More than 2 feet of water rushed in around buildings and electrical transformers as the swollen Missouri River overflowed its banks and rushed over an 8-foot-high, 2,000-foot-long berm that collapsed after being punctured by a piece of heavy equipment, Jones said.
The chances of floodwaters getting into the building where the nuclear reactor core is kept are almost zero, he said.
The core contains the nuclear fuel components where nuclear reactions take place.
The Omaha Public Power District was looking into the possibility of patching and refilling the temporary water dam, the Omaha World-Herald reported.
U.S. nuclear regulatory official toured the plant Monday with U.S. Rep. Jeff Fortenberry, R-Neb., and Rep. Lee Terry, also a Nebraska Republican.
"It's pretty jarring to see a boat tied up to the nuclear power plant. ... It's an intense operation going on there, particularly with water surrounding all the buildings," Fortenberry said. "There's no water inside; they have multiple, redundant systems in place."
The river, overflowing due to heavy rainfall and melting snow from the Rocky Mountains, is not expected to rise higher than the level the plant was designed to protect against, the Omaha power district said.
Nuclear Regulatory Commission Chairman Gregory Jaczko was scheduled to visit the plant Monday.
The plant has been shut down for refueling since April 7 and won't be restarted until floodwaters recede, the NRC said.
It was found last year to have deficiencies in procedures to protect against flooding, but those were corrected early this year, the NRC said.

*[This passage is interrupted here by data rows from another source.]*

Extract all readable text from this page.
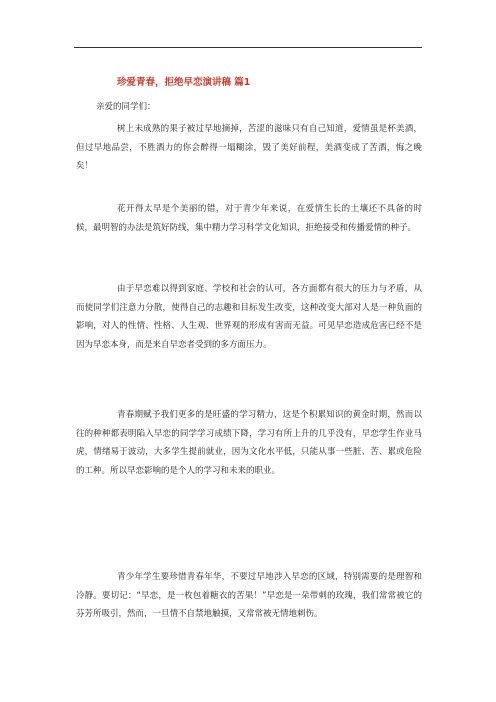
珍爱青春，拒绝早恋演讲稿 篇1
亲爱的同学们：

树上未成熟的果子被过早地摘掉，苦涩的滋味只有自己知道，爱情虽是杯美酒，但过早地品尝，不胜酒力的你会醉得一塌糊涂，毁了美好前程，美酒变成了苦酒，悔之晚矣！

花开得太早是个美丽的错，对于青少年来说，在爱情生长的土壤还不具备的时候，最明智的办法是筑好防线，集中精力学习科学文化知识，拒绝接受和传播爱情的种子。

由于早恋难以得到家庭、学校和社会的认可，各方面都有很大的压力与矛盾，从而使同学们注意力分散，使得自己的志趣和目标发生改变，这种改变大部对人是一种负面的影响，对人的性情、性格、人生观、世界观的形成有害而无益。可见早恋造成危害已经不是因为早恋本身，而是来自早恋者受到的多方面压力。

青春期赋予我们更多的是旺盛的学习精力，这是个积累知识的黄金时期，然而以往的种种都表明陷入早恋的同学学习成绩下降，学习有所上升的几乎没有，早恋学生作业马虎，情绪易于波动，大多学生提前就业，因为文化水平低，只能从事一些脏、苦、累或危险的工种。所以早恋影响的是个人的学习和未来的职业。

青少年学生要珍惜青春年华，不要过早地涉入早恋的区域，特别需要的是理智和冷静。要切记：“早恋，是一枚包着糖衣的苦果！”早恋是一朵带刺的玫瑰，我们常常被它的芬芳所吸引，然而，一旦情不自禁地触摸，又常常被无情地刺伤。
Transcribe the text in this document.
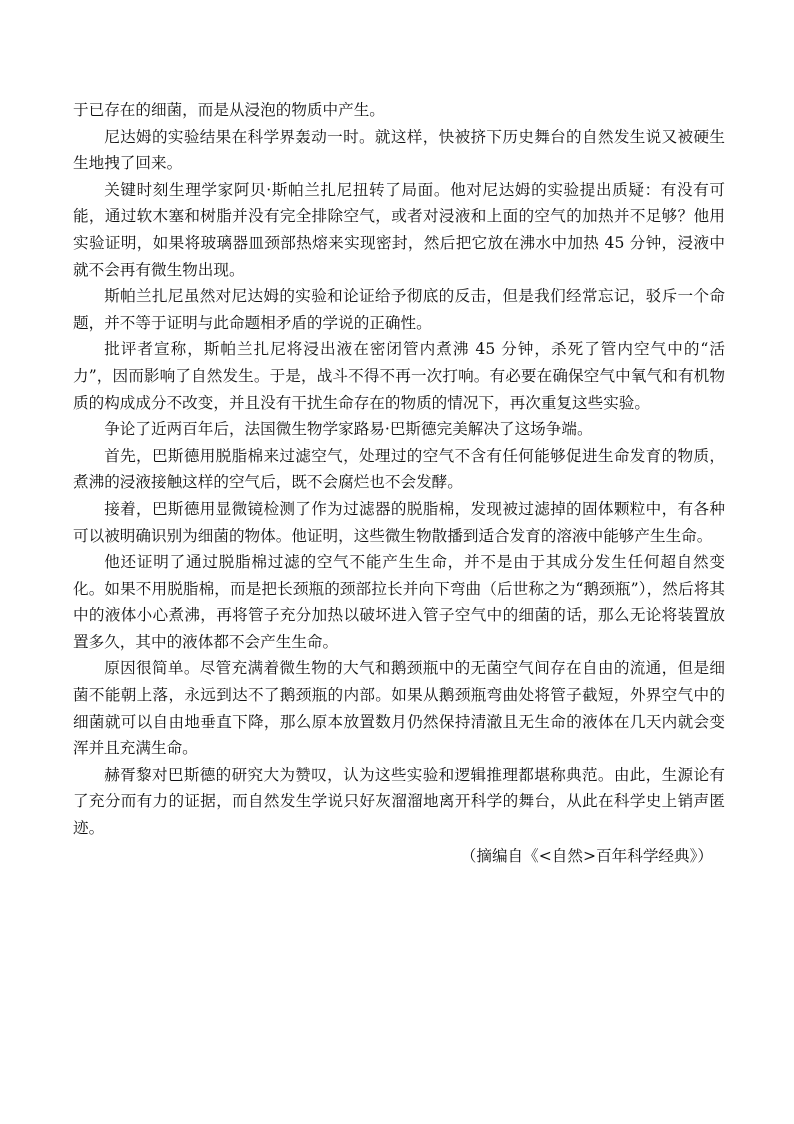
于已存在的细菌，而是从浸泡的物质中产生。

尼达姆的实验结果在科学界轰动一时。就这样，快被挤下历史舞台的自然发生说又被硬生生地拽了回来。

关键时刻生理学家阿贝·斯帕兰扎尼扭转了局面。他对尼达姆的实验提出质疑：有没有可能，通过软木塞和树脂并没有完全排除空气，或者对浸液和上面的空气的加热并不足够？他用实验证明，如果将玻璃器皿颈部热熔来实现密封，然后把它放在沸水中加热 45 分钟，浸液中就不会再有微生物出现。

斯帕兰扎尼虽然对尼达姆的实验和论证给予彻底的反击，但是我们经常忘记，驳斥一个命题，并不等于证明与此命题相矛盾的学说的正确性。

批评者宣称，斯帕兰扎尼将浸出液在密闭管内煮沸 45 分钟，杀死了管内空气中的“活力”，因而影响了自然发生。于是，战斗不得不再一次打响。有必要在确保空气中氧气和有机物质的构成成分不改变，并且没有干扰生命存在的物质的情况下，再次重复这些实验。

争论了近两百年后，法国微生物学家路易·巴斯德完美解决了这场争端。

首先，巴斯德用脱脂棉来过滤空气，处理过的空气不含有任何能够促进生命发育的物质，煮沸的浸液接触这样的空气后，既不会腐烂也不会发酵。

接着，巴斯德用显微镜检测了作为过滤器的脱脂棉，发现被过滤掉的固体颗粒中，有各种可以被明确识别为细菌的物体。他证明，这些微生物散播到适合发育的溶液中能够产生生命。

他还证明了通过脱脂棉过滤的空气不能产生生命，并不是由于其成分发生任何超自然变化。如果不用脱脂棉，而是把长颈瓶的颈部拉长并向下弯曲（后世称之为“鹅颈瓶”），然后将其中的液体小心煮沸，再将管子充分加热以破坏进入管子空气中的细菌的话，那么无论将装置放置多久，其中的液体都不会产生生命。

原因很简单。尽管充满着微生物的大气和鹅颈瓶中的无菌空气间存在自由的流通，但是细菌不能朝上落，永远到达不了鹅颈瓶的内部。如果从鹅颈瓶弯曲处将管子截短，外界空气中的细菌就可以自由地垂直下降，那么原本放置数月仍然保持清澈且无生命的液体在几天内就会变浑并且充满生命。

赫胥黎对巴斯德的研究大为赞叹，认为这些实验和逻辑推理都堪称典范。由此，生源论有了充分而有力的证据，而自然发生学说只好灰溜溜地离开科学的舞台，从此在科学史上销声匿迹。

（摘编自《<自然>百年科学经典》）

The plant was running from an offsite power supply early Monday, the Omaha power district said. Its power supply was cut off and emergency generators temporarily powered the plant when the floodwaters surrounded the main electrical transformers, the district said.
Nuclear power plants need electricity, even when shut down, to keep key components cool to avoid any degradation or melting of the core that could result in the release of radiation.
Catastrophic flooding after Japan's March 11 earthquake and tsunami knocked out cooling systems at the Fukushima Daiichi nuclear power plant, resulting in three reactors melting down and producing the worst nuclear disaster since Chernobyl.